Stefano sarà conduttore e Direttore Artistico e si avvarrà di uno staff di direzione musicale con a capo la figura di Fabrizio Ferraguzzo, una figura di grande valore a livello nazionale e internazionale nel panorama musicale. Ho pensato a Stefano perché ha mille caratteristiche: prima di tutto è un uomo Rai e garantisce continuità, poi perché lui è un mattatore che può giocare con registri diversi. La Rai è da tanto che cerca di puntare su una persona giovane che avesse ore di volo sufficienti per risultare funzionale per questa operazione.
Operazione di che tipo?
Un progetto di Sanremo per la musica italiana. Un Festival che sarà il punto di riferimento per il coinvolgimento della nazione intera.
Ragioniamo all’interno dell’evento o in maniera capillare durante tutto l’anno?
Parliamo dell’evento, in quella settimana. Tenderemo a connetterlo con tutta l’Italia.
In questa squadra di supporto, aleggiava l’idea che lo affiancasse una figura più istituzionale come Antonella Clerici.
No, non è previsto.
Un contratto quadriennale, quello di De Martino, un Sanremo così ambizioso prevederà più anni?
Parliamo del 2027 ma sono convinto che il suo percorso sarà uguale ai suoi predecessori.
Al netto dell’impegno annuale che ha ad Affari tuoi, e dell’accesa gara dell’access contro La ruota della fortuna, ritiene che l’impegno in questa fascia preveda uno sforzo davvero da nuovo modello di prime time?
L’access prime time è la fascia con maggiore ascolto in questo momento, dovrà, però, evolvere e innovarsi nella struttura.
E come durata?
La dilatazione non è prevista per ora, tuttavia stiamo facendo dei continui ragionamenti.
Comunque Stefano De Martino resta ad Affari Tuoi.
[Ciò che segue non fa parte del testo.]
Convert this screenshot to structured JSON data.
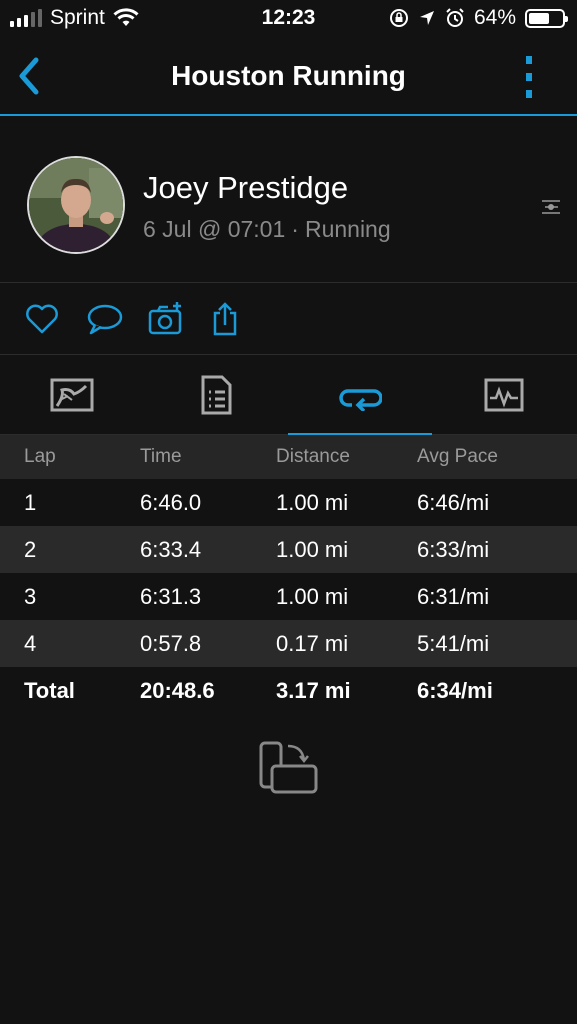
{
  "status_bar": {
    "carrier": "Sprint",
    "time": "12:23",
    "battery_percent": "64%",
    "battery_level": 0.64,
    "icons": [
      "signal-icon",
      "wifi-icon",
      "orientation-lock-icon",
      "location-icon",
      "alarm-icon",
      "battery-icon"
    ]
  },
  "nav": {
    "title": "Houston Running",
    "back_icon": "chevron-left-icon",
    "more_icon": "more-vertical-icon"
  },
  "profile": {
    "name": "Joey Prestidge",
    "date": "6 Jul @ 07:01",
    "separator": "·",
    "activity_type": "Running",
    "type_icon": "running-icon"
  },
  "actions": [
    {
      "name": "like-button",
      "icon": "heart-icon"
    },
    {
      "name": "comment-button",
      "icon": "comment-icon"
    },
    {
      "name": "add-photo-button",
      "icon": "camera-add-icon"
    },
    {
      "name": "share-button",
      "icon": "share-icon"
    }
  ],
  "tabs": [
    {
      "name": "tab-map",
      "icon": "map-icon",
      "active": false
    },
    {
      "name": "tab-stats",
      "icon": "document-list-icon",
      "active": false
    },
    {
      "name": "tab-laps",
      "icon": "laps-icon",
      "active": true
    },
    {
      "name": "tab-charts",
      "icon": "chart-icon",
      "active": false
    }
  ],
  "laps": {
    "headers": [
      "Lap",
      "Time",
      "Distance",
      "Avg Pace"
    ],
    "rows": [
      [
        "1",
        "6:46.0",
        "1.00 mi",
        "6:46/mi"
      ],
      [
        "2",
        "6:33.4",
        "1.00 mi",
        "6:33/mi"
      ],
      [
        "3",
        "6:31.3",
        "1.00 mi",
        "6:31/mi"
      ],
      [
        "4",
        "0:57.8",
        "0.17 mi",
        "5:41/mi"
      ]
    ],
    "total": [
      "Total",
      "20:48.6",
      "3.17 mi",
      "6:34/mi"
    ]
  },
  "rotate_icon": "rotate-device-icon",
  "colors": {
    "accent": "#1a9bd7",
    "background": "#121212",
    "row_alt": "#2a2a2a",
    "header_bg": "#262626",
    "muted_text": "#8a8a8a"
  }
}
Assolutamente sì, con formule che cercheremo di arricchire. La componente show per esempio verrà supportata con uno studio più grande, che consenta di avere più spazio per l’intrattenimento e lo spettacolo.
De Martino resta anche a STEP per un’altra stagione. C’era la volontà di mantenere i timoni delle prime due reti con relativi target?
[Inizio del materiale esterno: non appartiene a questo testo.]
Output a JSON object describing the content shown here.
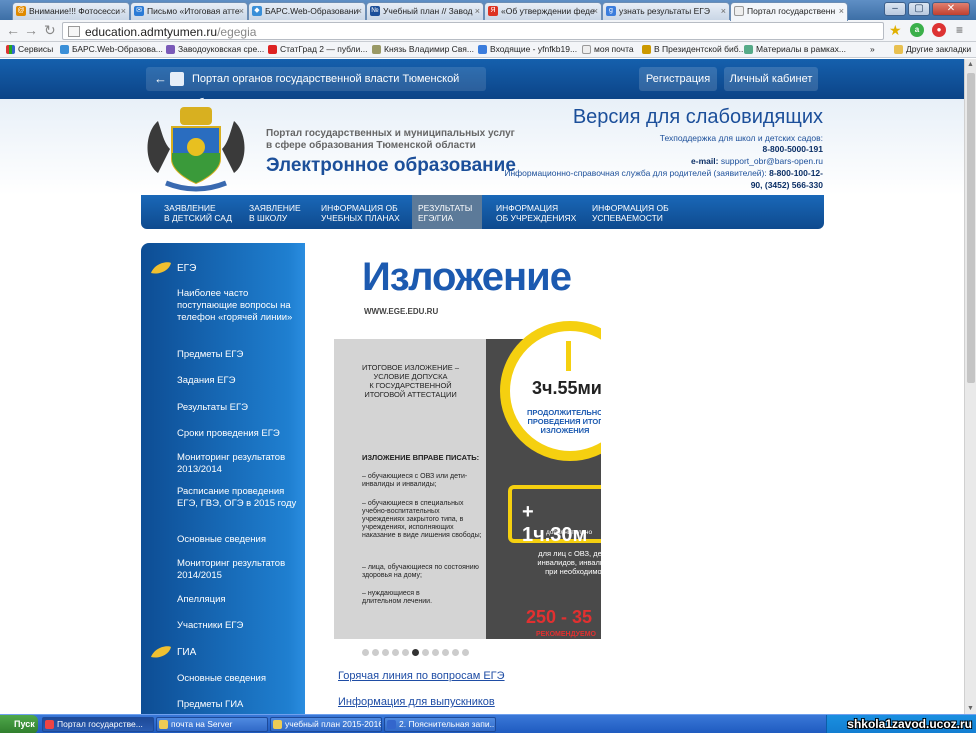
{
  "tabs": [
    {
      "label": "Внимание!!! Фотосесси",
      "icon": "email-icon",
      "active": false
    },
    {
      "label": "Письмо «Итоговая атте",
      "icon": "mail-icon",
      "active": false
    },
    {
      "label": "БАРС.Web-Образовани",
      "icon": "bars-icon",
      "active": false
    },
    {
      "label": "Учебный план // Завод",
      "icon": "doc-icon",
      "active": false
    },
    {
      "label": "«Об утверждении феде",
      "icon": "yandex-icon",
      "active": false
    },
    {
      "label": "узнать результаты ЕГЭ",
      "icon": "google-icon",
      "active": false
    },
    {
      "label": "Портал государственн",
      "icon": "page-icon",
      "active": true
    }
  ],
  "address": {
    "host": "education.admtyumen.ru",
    "path": "/egegia"
  },
  "bookmarks": [
    "Сервисы",
    "БАРС.Web-Образова...",
    "Заводоуковская сре...",
    "СтатГрад 2 — публи...",
    "Князь Владимир Свя...",
    "Входящие - yfnfkb19...",
    "моя почта",
    "В Президентской биб...",
    "Материалы в рамках...",
    "»",
    "Другие закладки"
  ],
  "portal": {
    "link_label": "Портал органов государственной власти Тюменской области",
    "register_label": "Регистрация",
    "cabinet_label": "Личный кабинет"
  },
  "header": {
    "subtitle_line1": "Портал государственных и муниципальных услуг",
    "subtitle_line2": "в сфере образования Тюменской области",
    "title": "Электронное образование",
    "low_vision": "Версия для слабовидящих",
    "support_label": "Техподдержка для школ и детских садов:",
    "support_phone": "8-800-5000-191",
    "email_label": "e-mail:",
    "email": "support_obr@bars-open.ru",
    "info_label": "Информационно-справочная служба для родителей (заявителей):",
    "info_phone1": "8-800-100-12-",
    "info_phone2": "90, (3452) 566-330"
  },
  "menu": [
    {
      "line1": "Заявление",
      "line2": "в детский сад",
      "active": false
    },
    {
      "line1": "Заявление",
      "line2": "в школу",
      "active": false
    },
    {
      "line1": "Информация об",
      "line2": "учебных планах",
      "active": false
    },
    {
      "line1": "Результаты",
      "line2": "ЕГЭ/ГИА",
      "active": true
    },
    {
      "line1": "Информация",
      "line2": "об учреждениях",
      "active": false
    },
    {
      "line1": "Информация об",
      "line2": "успеваемости",
      "active": false
    }
  ],
  "sidebar": {
    "ege_title": "ЕГЭ",
    "ege_items": [
      "Наиболее часто поступающие вопросы на телефон «горячей линии»",
      "Предметы ЕГЭ",
      "Задания ЕГЭ",
      "Результаты ЕГЭ",
      "Сроки проведения ЕГЭ",
      "Мониторинг результатов 2013/2014",
      "Расписание проведения ЕГЭ, ГВЭ, ОГЭ в 2015 году",
      "Основные сведения",
      "Мониторинг результатов 2014/2015",
      "Апелляция",
      "Участники ЕГЭ"
    ],
    "gia_title": "ГИА",
    "gia_items": [
      "Основные сведения",
      "Предметы ГИА"
    ]
  },
  "slide": {
    "title": "Изложение",
    "url": "WWW.EGE.EDU.RU",
    "box_title_1": "ИТОГОВОЕ ИЗЛОЖЕНИЕ –",
    "box_title_2": "УСЛОВИЕ ДОПУСКА",
    "box_title_3": "К ГОСУДАРСТВЕННОЙ",
    "box_title_4": "ИТОГОВОЙ АТТЕСТАЦИИ",
    "write_title": "ИЗЛОЖЕНИЕ ВПРАВЕ ПИСАТЬ:",
    "items": [
      "– обучающиеся с ОВЗ или дети-инвалиды и инвалиды;",
      "– обучающиеся в специальных учебно-воспитательных учреждениях закрытого типа, в учреждениях, исполняющих наказание в виде лишения свободы;",
      "– лица, обучающиеся по состоянию здоровья на дому;",
      "– нуждающиеся в длительном лечении."
    ],
    "time": "3ч.55ми",
    "time_label": "ПРОДОЛЖИТЕЛЬНО ПРОВЕДЕНИЯ ИТОГ ИЗЛОЖЕНИЯ",
    "extra_time": "+ 1ч.30м",
    "extra_label": "дополнительно",
    "extra_note": "для лиц с ОВЗ, детей-инвалидов, инвалидов при необходимост",
    "words": "250 - 35",
    "words_label": "РЕКОМЕНДУЕМО"
  },
  "slider": {
    "count": 11,
    "active": 5
  },
  "links": [
    "Горячая линия по вопросам ЕГЭ",
    "Информация для выпускников"
  ],
  "taskbar": {
    "start": "Пуск",
    "tasks": [
      {
        "label": "Портал государстве...",
        "active": true
      },
      {
        "label": "почта на Server",
        "active": false
      },
      {
        "label": "учебный план 2015-2016",
        "active": false
      },
      {
        "label": "2. Пояснительная запи...",
        "active": false
      }
    ],
    "watermark": "shkola1zavod.ucoz.ru"
  }
}
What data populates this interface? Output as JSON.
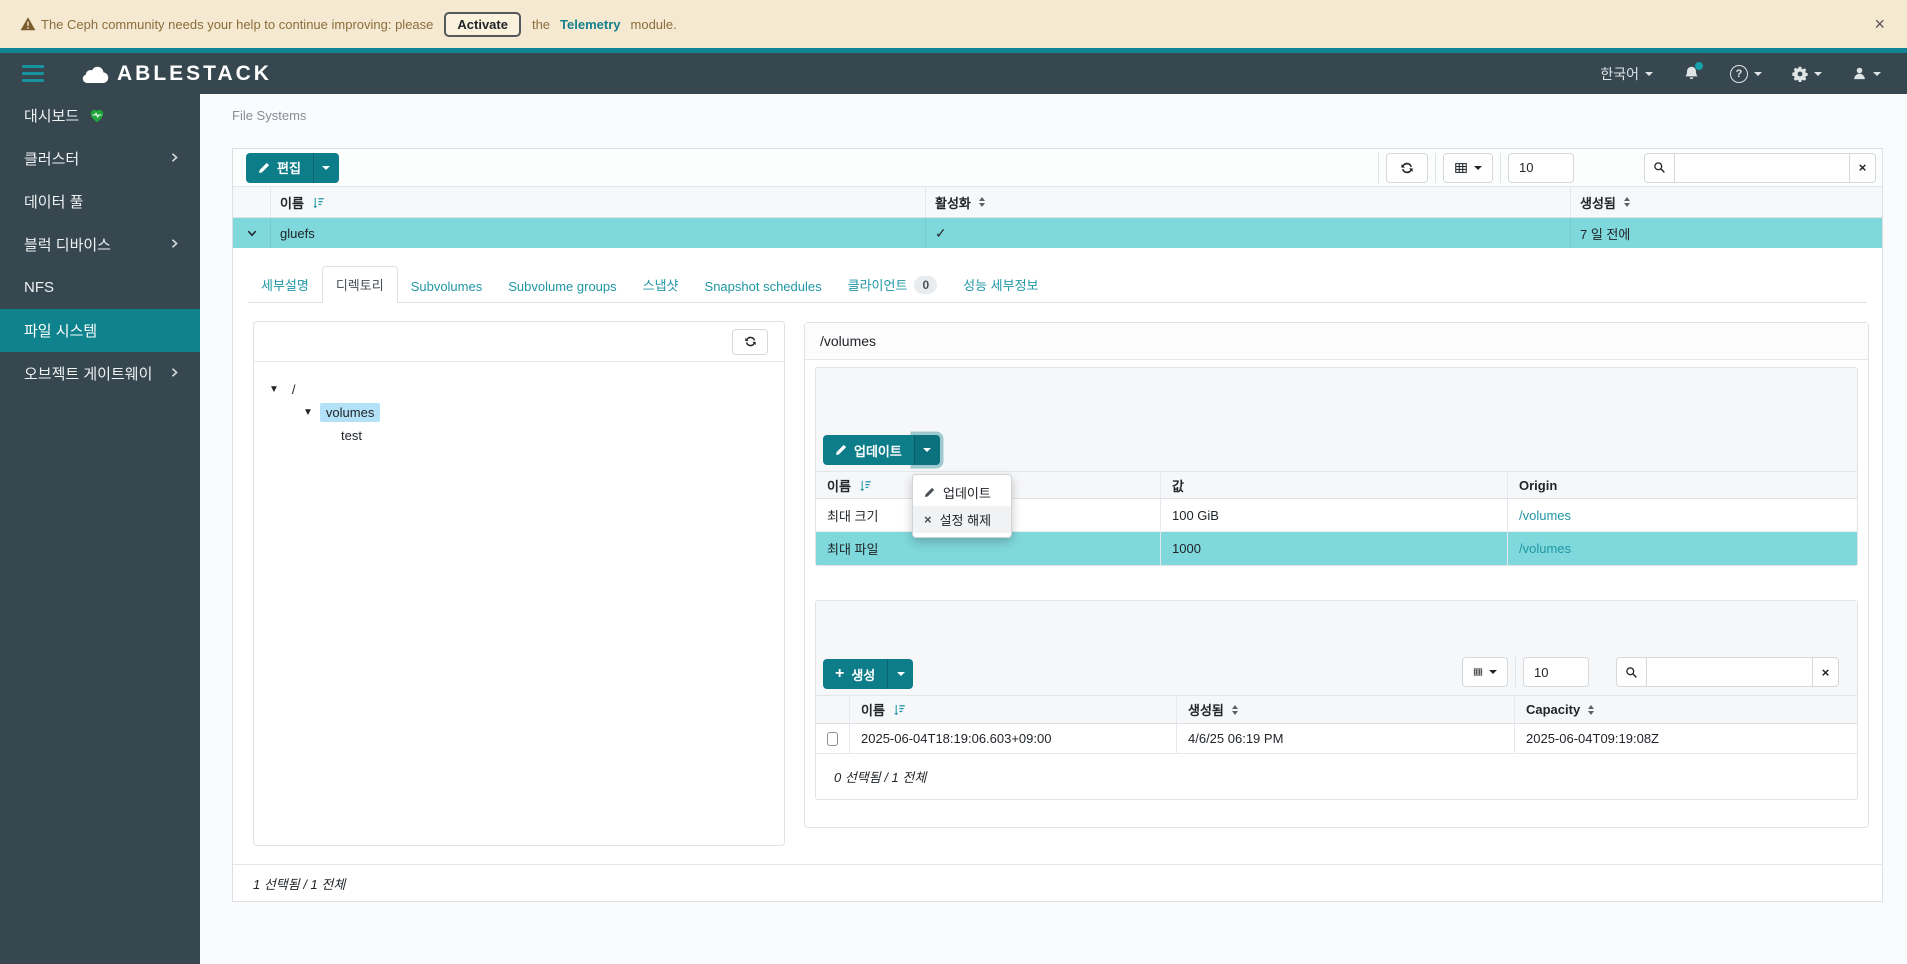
{
  "banner": {
    "text_before": "The Ceph community needs your help to continue improving: please",
    "activate_label": "Activate",
    "text_mid": "the",
    "telemetry_label": "Telemetry",
    "text_after": "module."
  },
  "icons": {
    "close": "×",
    "check": "✓",
    "clear": "×",
    "question": "?",
    "remove": "×",
    "tree_caret": "▼",
    "plus": "+"
  },
  "header": {
    "brand": "ABLESTACK",
    "language": "한국어"
  },
  "sidebar": {
    "items": [
      {
        "label": "대시보드"
      },
      {
        "label": "클러스터"
      },
      {
        "label": "데이터 풀"
      },
      {
        "label": "블럭 디바이스"
      },
      {
        "label": "NFS"
      },
      {
        "label": "파일 시스템"
      },
      {
        "label": "오브젝트 게이트웨이"
      }
    ]
  },
  "page": {
    "breadcrumb": "File Systems"
  },
  "fs": {
    "edit_label": "편집",
    "page_size": "10",
    "search_value": "",
    "col_name": "이름",
    "col_enabled": "활성화",
    "col_created": "생성됨",
    "row": {
      "name": "gluefs",
      "created": "7 일 전에"
    },
    "footer": "1 선택됨 / 1 전체"
  },
  "tabs": {
    "client_badge": "0",
    "items": [
      {
        "label": "세부설명"
      },
      {
        "label": "디렉토리"
      },
      {
        "label": "Subvolumes"
      },
      {
        "label": "Subvolume groups"
      },
      {
        "label": "스냅샷"
      },
      {
        "label": "Snapshot schedules"
      },
      {
        "label": "클라이언트"
      },
      {
        "label": "성능 세부정보"
      }
    ]
  },
  "tree": {
    "items": [
      {
        "label": "/"
      },
      {
        "label": "volumes"
      },
      {
        "label": "test"
      }
    ]
  },
  "detail": {
    "title": "/volumes",
    "update_label": "업데이트",
    "menu": {
      "items": [
        {
          "label": "업데이트"
        },
        {
          "label": "설정 해제"
        }
      ]
    },
    "quota": {
      "col_name": "이름",
      "col_value": "값",
      "col_origin": "Origin",
      "rows": [
        {
          "name": "최대 크기",
          "value": "100 GiB",
          "origin": "/volumes"
        },
        {
          "name": "최대 파일",
          "value": "1000",
          "origin": "/volumes"
        }
      ]
    },
    "snapshots": {
      "create_label": "생성",
      "page_size": "10",
      "search_value": "",
      "col_name": "이름",
      "col_created": "생성됨",
      "col_capacity": "Capacity",
      "row": {
        "name": "2025-06-04T18:19:06.603+09:00",
        "created": "4/6/25 06:19 PM",
        "capacity": "2025-06-04T09:19:08Z"
      },
      "footer": "0 선택됨 / 1 전체"
    }
  },
  "colors": {
    "primary": "#0c7d89",
    "link": "#2097a5",
    "row_selection": "#7fd8dc",
    "tree_selection": "#b3e1f7",
    "sidebar_bg": "#37474f",
    "banner_bg": "#f6e9d2",
    "banner_text": "#8a6d3b",
    "teal_strip": "#108494",
    "health_green": "#1ea63c"
  }
}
Per questa stagione è confermato anche su Rai 2, poi si vedrà nella normale evoluzione degli eventi.
Rai e politica. De Martino è una scelta aziendale ma ha ricevuto l’endorsement di diverse figure politiche.
Lui è stato una mia scelta, supportata e condivisa dall’Ad Rossi. Il giudizio personale può essere espresso da tutti.
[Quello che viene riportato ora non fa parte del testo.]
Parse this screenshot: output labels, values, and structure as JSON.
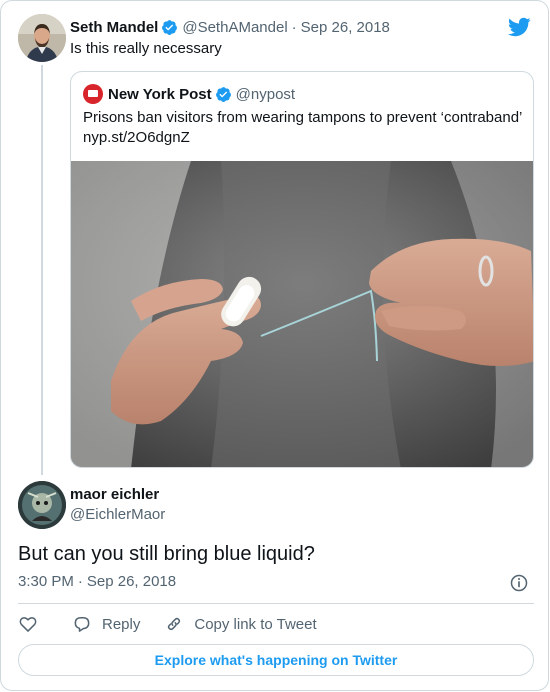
{
  "colors": {
    "accent": "#1d9bf0",
    "text": "#0f1419",
    "muted": "#536471",
    "border": "#cfd9de",
    "nypost_red": "#d8242b"
  },
  "parent_tweet": {
    "name": "Seth Mandel",
    "handle": "@SethAMandel",
    "date": "Sep 26, 2018",
    "text": "Is this really necessary",
    "avatar_icon": "profile-photo-man-bearded",
    "verified_icon": "verified-badge-icon"
  },
  "quoted_tweet": {
    "name": "New York Post",
    "handle": "@nypost",
    "text": "Prisons ban visitors from wearing tampons to prevent ‘contraband’ nyp.st/2O6dgnZ",
    "avatar_icon": "nypost-logo",
    "media_icon": "photo-hands-holding-tampon"
  },
  "main_tweet": {
    "name": "maor eichler",
    "handle": "@EichlerMaor",
    "text": "But can you still bring blue liquid?",
    "time": "3:30 PM",
    "date": "Sep 26, 2018"
  },
  "actions": {
    "like_icon": "heart-icon",
    "reply_label": "Reply",
    "copy_label": "Copy link to Tweet"
  },
  "explore_label": "Explore what's happening on Twitter",
  "brand_icon": "twitter-bird-icon"
}
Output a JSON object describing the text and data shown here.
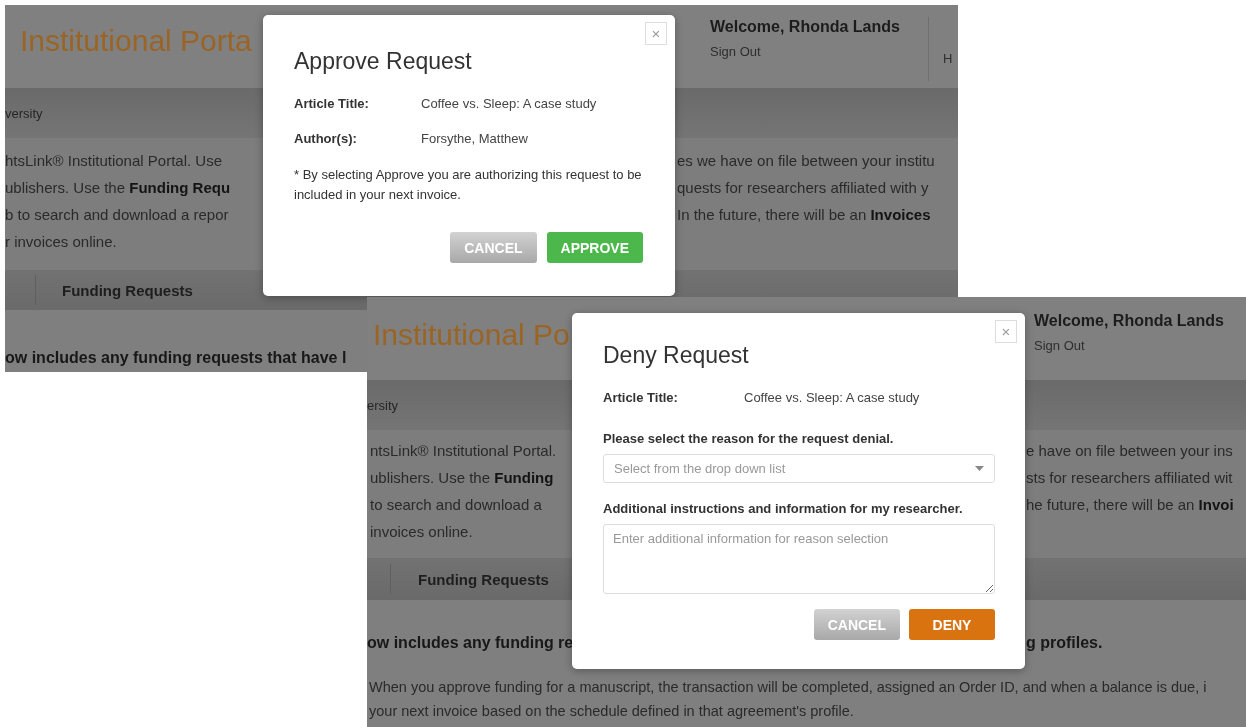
{
  "approve_screenshot": {
    "portal_title": "Institutional Porta",
    "welcome": "Welcome, Rhonda Lands",
    "sign_out": "Sign Out",
    "help_label": "H",
    "org_name": "versity",
    "intro_left": [
      "htsLink® Institutional Portal. Use",
      "ublishers. Use the **Funding Requ**",
      "b to search and download a repor",
      "r invoices online."
    ],
    "intro_right": [
      "es we have on file between your institu",
      "quests for researchers affiliated with y",
      "In the future, there will be an **Invoices**"
    ],
    "tab": "Funding Requests",
    "heading": "ow includes any funding requests that have l",
    "dialog": {
      "close": "×",
      "title": "Approve Request",
      "fields": [
        {
          "label": "Article Title:",
          "value": "Coffee vs. Sleep: A case study"
        },
        {
          "label": "Author(s):",
          "value": "Forsythe, Matthew"
        }
      ],
      "note": "* By selecting Approve you are authorizing this request to be included in your next invoice.",
      "buttons": [
        {
          "label": "CANCEL",
          "kind": "cancel"
        },
        {
          "label": "APPROVE",
          "kind": "approve"
        }
      ]
    }
  },
  "deny_screenshot": {
    "portal_title": "Institutional Po",
    "welcome": "Welcome, Rhonda Lands",
    "sign_out": "Sign Out",
    "org_name": "ersity",
    "intro_left": [
      "ntsLink® Institutional Portal.",
      "ublishers. Use the **Funding**",
      "to search and download a",
      "invoices online."
    ],
    "intro_right": [
      "e have on file between your ins",
      "sts for researchers affiliated wit",
      "he future, there will be an **Invoi**"
    ],
    "tab": "Funding Requests",
    "heading_left": "ow includes any funding re",
    "heading_right": "g profiles.",
    "paragraph": [
      "When you approve funding for a manuscript, the transaction will be completed, assigned an Order ID, and when a balance is due, i",
      "your next invoice based on the schedule defined in that agreement's profile."
    ],
    "dialog": {
      "close": "×",
      "title": "Deny Request",
      "fields": [
        {
          "label": "Article Title:",
          "value": "Coffee vs. Sleep: A case study"
        }
      ],
      "reason": {
        "label": "Please select the reason for the request denial.",
        "placeholder": "Select from the drop down list"
      },
      "instructions": {
        "label": "Additional instructions and information for my researcher.",
        "placeholder": "Enter additional information for reason selection"
      },
      "buttons": [
        {
          "label": "CANCEL",
          "kind": "cancel"
        },
        {
          "label": "DENY",
          "kind": "deny"
        }
      ]
    }
  }
}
Possiamo dire allora che si preannuncia un anno di cambiamento?
C’è un nuovo direttore artistico, è fisiologico. Siamo in presenza di caratteristiche diverse e attraverso di esse opereremo per un Festival cucito su di lui e sul cambiamento di percepito con le nuove generazioni.
I confronti con il passato più o meno recente saranno inevitabili.
Certo, è nella natura delle cose, soprattutto con l’evoluzione dei nuovi device e dei nuovi linguaggi. I Festival di Carlo restano nella storia, così come il passaggio di consegne di ieri sera avvenuto in diretta, è stata un’idea di Carlo, la trovo fantastica ed esprime il valore dell’artista e dell’uomo.
E non gli lascia “un pacco”, come da Conti dichiarato in conferenza stampa, in riferimento al Sanremo di quest’anno.
Sono molto soddisfatto dei dati, che sono arrivati giocando in Champions League. Quest’anno la competizione era molto più agguerrita. Veniamo dalle Olimpiadi invernali, che ci hanno condizionato in un periodo diverso e con una platea diversa, e con un mercato competitivo più forte in questo momento. La soddisfazione di questi dati deriva dal contesto.
Cosa avete tentato di fare quest’anno perché si attivasse uno sguardo diverso?
Abbiamo fatto evolvere il concetto di canzone: da semplice canzone che si ascolta a canzone che si guarda. L’impianto scenografico e coreografico è stato un salto di evoluzione rispetto agli anni precedenti, rafforzato dalla scena della serata cover, nella quale c’erano dei pezzi che erano da musical. Non c’erano 30 canzoni, c’erano 30 momenti, volutamente curati con luci, regia, balli e atmosfere ai quali hanno contribuito anche Laura Pausini e Achille Lauro.
C’era quindi la volontà di introdurre una visione differente.
È indubbio che Carlo Conti ha posto le basi di un cambiamento con questo Festival.